Through different courses at Yukon College, Jackson was exposed to many forms and styles. Finding a love in etching, Jackson became involved in many commercial projects and found he could make a living with the skills he had developed and enjoyed. Like so many youth, Jackson moved out of art at 18 and tried his hand at many different occupations, but none of them seemed to fit him or make him happy. Jackson was 22 when he heeded his heart and returned to the world of both aboriginal and commercial art.
When pressed about his aboriginal heritage, Jackson identifies himself as Southern Tutchone but admits he is still uncomfortable with that label, but then he is uncomfortable with any label. Flipping through his portfolio, one can see the youthful styles mature as he began to explore his abilities. Most of the work presented were commissions that range stylistically display heritage with their strong primary colours and symbols.

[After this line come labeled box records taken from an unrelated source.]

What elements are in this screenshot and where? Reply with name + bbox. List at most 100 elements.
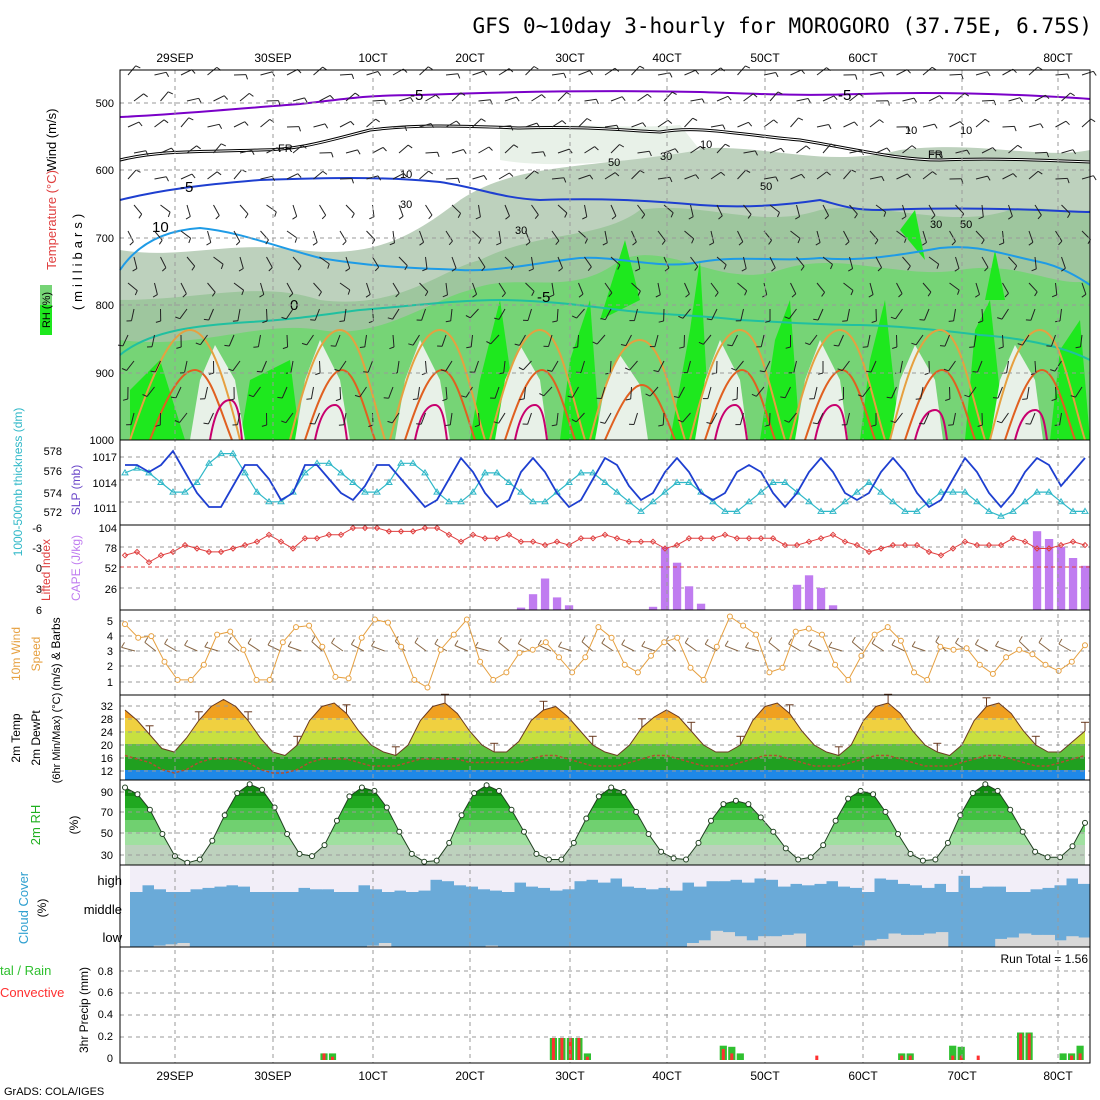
lifted-index-point <box>325 531 333 539</box>
wind-barb <box>949 230 956 242</box>
wind-barb-feather <box>244 121 249 126</box>
cloud-high-bar <box>706 865 719 882</box>
wind-barb-feather <box>978 216 984 220</box>
wind-barb-feather <box>350 639 355 645</box>
rh-point <box>1069 843 1076 850</box>
wind-barb <box>199 334 208 345</box>
wind-barb-feather <box>191 265 196 271</box>
top-date-label: 50CT <box>750 51 780 65</box>
wind-barb <box>690 204 694 217</box>
wind-barb-feather <box>943 368 949 372</box>
wind-speed-point <box>700 676 707 683</box>
rh-point <box>683 856 689 863</box>
rh-point <box>309 853 315 860</box>
wind-barb-feather <box>281 420 287 424</box>
wind-barb <box>498 412 506 424</box>
wind-barb <box>784 386 791 399</box>
wind-speed-point <box>1042 661 1049 668</box>
wind-speed-point <box>950 646 957 653</box>
wind-barb <box>504 144 515 154</box>
wind-barb <box>769 147 782 154</box>
wind-barb <box>843 230 850 242</box>
wind-barb <box>743 256 747 269</box>
rh-point <box>296 850 303 857</box>
wind-barb-feather <box>278 100 281 106</box>
wind-barb-feather <box>1051 398 1057 402</box>
wind-barb-feather <box>1045 94 1050 100</box>
wind-barb <box>398 256 408 266</box>
wind-barb <box>1050 334 1056 347</box>
wind-barb <box>596 334 606 345</box>
thickness-point <box>445 497 453 505</box>
thickness-tick: 574 <box>44 488 62 500</box>
wind-barb <box>649 386 659 397</box>
rh-point <box>845 795 852 802</box>
wind-barb <box>760 334 765 347</box>
wind-barb-feather <box>974 639 979 645</box>
lifted-index-point <box>1045 545 1053 552</box>
wind-barb-feather <box>1072 149 1077 155</box>
wind-barb-feather <box>121 642 125 648</box>
thickness-point <box>841 497 849 505</box>
wind-barb-feather <box>773 119 778 124</box>
thickness-point <box>169 488 177 495</box>
wind-barb <box>525 122 537 128</box>
rh-point <box>284 831 291 837</box>
wind-barb <box>180 173 193 180</box>
wind-barb <box>445 230 453 242</box>
wind-barb <box>237 412 241 425</box>
wind-speed-point <box>174 676 181 683</box>
contour-label: 30 <box>660 151 672 163</box>
wind-barb <box>716 256 727 266</box>
lifted-index-point <box>505 531 513 539</box>
wind-barb <box>894 412 903 423</box>
wind-speed-point <box>884 624 891 631</box>
wind-barb-feather <box>1075 346 1081 349</box>
wind-speed-point <box>556 654 562 661</box>
wind-speed-point <box>595 624 602 631</box>
warm-contour <box>129 328 1086 441</box>
contour-label: 30 <box>930 219 942 231</box>
wind-barb <box>425 360 427 374</box>
wind-barb-feather <box>1028 241 1034 246</box>
wind-barb-feather <box>498 372 504 375</box>
wind-barb <box>790 69 802 76</box>
wind-barb-feather <box>1031 268 1037 272</box>
wind-barb-feather <box>833 344 839 347</box>
thickness-point <box>949 488 957 495</box>
wind-barb-feather <box>824 215 829 220</box>
wind-barb-feather <box>365 293 371 298</box>
wind-speed-point <box>845 676 852 683</box>
wind-barb <box>665 641 677 652</box>
rh-point <box>558 856 565 863</box>
wind-barb-feather <box>850 290 854 296</box>
wind-barb-feather <box>195 342 201 346</box>
lifted-index-point <box>709 535 717 542</box>
wind-barb <box>843 121 855 128</box>
wind-barb <box>292 97 305 102</box>
wind-barb-feather <box>592 341 598 345</box>
thickness-point <box>889 497 897 505</box>
thickness-point <box>349 478 357 485</box>
rh-point <box>508 806 515 813</box>
wind-barb-feather <box>931 215 936 220</box>
thickness-point <box>433 488 441 495</box>
wind-barb <box>1061 256 1066 269</box>
lifted-index-point <box>865 548 873 556</box>
wind-barb <box>637 204 646 215</box>
wind-barb-feather <box>939 345 946 347</box>
cloud-high-bar <box>658 865 671 888</box>
rh-point <box>408 850 415 857</box>
wind-barb-feather <box>754 150 758 156</box>
thickness-point <box>493 468 501 476</box>
upper-wind-barbs <box>117 65 1097 428</box>
wind-barb-feather <box>563 177 567 183</box>
wind-barb-feather <box>457 73 461 79</box>
wind-barb-feather <box>860 150 864 156</box>
wind-barb <box>846 308 850 321</box>
wind-speed-point <box>805 625 812 632</box>
rh-point <box>757 814 764 821</box>
wind-barb-feather <box>1093 175 1097 181</box>
wind-barb-feather <box>639 170 645 174</box>
wind-barb-feather <box>1040 123 1044 129</box>
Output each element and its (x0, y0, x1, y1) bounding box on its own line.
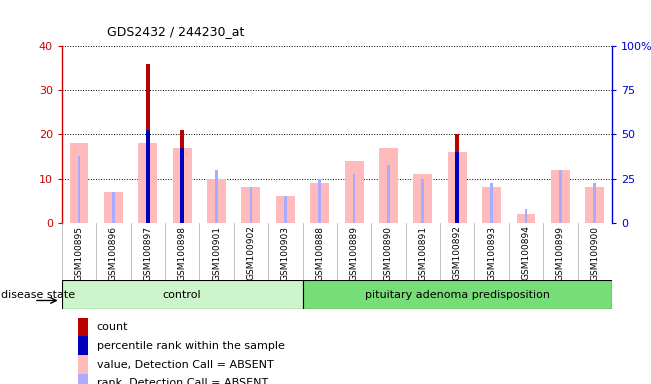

Traditional art may be all fine, but Jackson’s current passion is commercial graphic arts. Employed by a local graphics company, Jackson has designed and built many of the visual aids used by some of Whitehorse’s corporate clients. The glow reflected in Jackson’s eyes comes from the computer screen these days — not the campfire — but the same skills learned so long ago in the shadow of the mountains can been seen in the banners and symbols in today’s world. The aboriginal influence is a strength Jackson brings to the images he produces.
Life has never been easy for Jackson and he gives back to the youth of today by working at the Blue Feather Youth Society as an employee of the Youth of Today Centre and teaching and working in the graphics shop.
The ability to earn a living within his passion of art has given a life to Jackson that he never expected and now Jackson has the ability to dream within his passion.